As Nature tries every way to induce us to obey her laws by rewarding their observance with health, pleasure and happiness, and punishes their violation by pain and disease, so she resorts to every means to induce us to expand and develop the great possibilities she has implanted within us. She nerves us to the struggle, beneath which all great blessings are buried, and beguiles the tedious marches by holding up before us glittering prizes, which we may almost touch, but never quite possess. She covers up her ends of discipline by trial, of character building through suffering by throwing a splendor and glamour over the future; lest the hard, dry facts of the present dishearten us, and she fails in her great purpose. As a mother teaches her baby to walk, by holding up a toy at a distance, not that the child may reach the toy, but that it may develop its muscles and strength, compared with which the toys are mere baubles; so Nature goes before us through life, tempting us with higher and higher toys, but ever with one object in view—the development of the man.

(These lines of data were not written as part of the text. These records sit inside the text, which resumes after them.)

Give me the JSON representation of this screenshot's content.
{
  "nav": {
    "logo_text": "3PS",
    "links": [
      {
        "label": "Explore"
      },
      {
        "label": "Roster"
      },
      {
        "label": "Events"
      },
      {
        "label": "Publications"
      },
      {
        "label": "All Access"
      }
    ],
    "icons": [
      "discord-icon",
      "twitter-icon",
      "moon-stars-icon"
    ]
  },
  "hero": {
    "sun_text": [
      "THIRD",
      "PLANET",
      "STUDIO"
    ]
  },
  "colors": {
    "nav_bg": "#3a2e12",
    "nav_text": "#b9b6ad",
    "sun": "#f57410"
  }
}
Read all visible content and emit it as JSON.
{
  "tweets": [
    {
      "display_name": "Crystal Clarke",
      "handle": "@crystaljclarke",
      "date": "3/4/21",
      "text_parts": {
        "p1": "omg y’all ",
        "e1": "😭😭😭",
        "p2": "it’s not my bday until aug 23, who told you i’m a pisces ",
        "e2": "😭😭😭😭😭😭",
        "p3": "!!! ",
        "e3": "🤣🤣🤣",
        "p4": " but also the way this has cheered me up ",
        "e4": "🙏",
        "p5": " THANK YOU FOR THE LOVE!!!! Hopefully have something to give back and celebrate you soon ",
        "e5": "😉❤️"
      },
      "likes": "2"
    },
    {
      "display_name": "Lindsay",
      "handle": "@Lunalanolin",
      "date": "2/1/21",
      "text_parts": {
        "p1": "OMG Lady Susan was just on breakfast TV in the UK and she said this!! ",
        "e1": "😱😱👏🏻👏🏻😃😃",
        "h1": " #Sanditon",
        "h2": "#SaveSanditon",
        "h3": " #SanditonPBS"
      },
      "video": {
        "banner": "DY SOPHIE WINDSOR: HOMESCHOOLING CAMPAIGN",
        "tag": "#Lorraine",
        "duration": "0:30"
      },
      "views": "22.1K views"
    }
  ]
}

盧梭說:“按照自然的法則,每個人都是平等的,很好地表現人性是人類共同的責任。任何一個受過良好教育的人都會很好地完成一切與他相關的工作。不論我的學生將來會成為軍人、牧師,還是律師,對我來說都相差無幾。我所要教給他們的是要堂堂正正地活著。當一個人完成教育生涯,他不會是一位軍人,不會是一名律師,也不會成為一名神職人員,但他首先會是一個堂堂正正的人。不論命運為他作了怎樣的安排,他都很樂觀,並會很快地找到自己的位置。”

美國第20任總統詹姆斯?加菲爾德在孩提時期被問及長大後的願望,當時他這樣回答:“首先,我要讓自己成為一個堂堂正正的人,假如我做不到這一點,那麽做任何事情都不會成功。”

現今世界迫切地需要優秀的人才。未來的人們應具有超強的能力,以承受來自文明高度集中的社會所帶來的緊張生活和壓力。他們必須精力充沛,身體健康,而僅僅沒有疾病不能說是真正的健康。隻有擁有足夠的力量源泉,而不是一杯半盞,才能讓未來的生活和前途不滑入低穀。一個人隻有身體健康,才會因自身的存在而歡欣雀躍;他的生命才會五彩斑斕;他才會感受到跳動的脈搏穿梭全身;才會從各個方麵來感受生命的喜悅,像狗在原野上撒歡,或者孩子們在冰原上滑行一樣。

作為醫生,對待病人應該溫和體貼;作為律師,應該身無債務;作為政治家,應該坦誠地進行選舉;作為窮人,應該勤勉努力。

隻有當一個人能夠滿足自己,不需要借助拐杖或引導者也能往前走的時候,他才會覺得很快樂。

“運動員的身體以及聖人的靈魂,”伏爾泰寫信給愛爾維修時說,“是我們開心快樂的必要保證。”

在各類工作中,我們的確擁有了更好的技術和忠誠,可是它們往往是以精神和道德的損害為代價而發展的。

一個純粹的技術人員,他的思想是狹隘的。更糟糕的是,從一定程度來講,他隻是一個機器人,一種技術與專長結合在一起的生物,他已經遠離了人性中最主要的情感交流。在社會生活中,那些僅僅在專業技能上有非凡成就的人,往往是不具備生活能力的人;他的靈巧已把他的個性埋沒其中。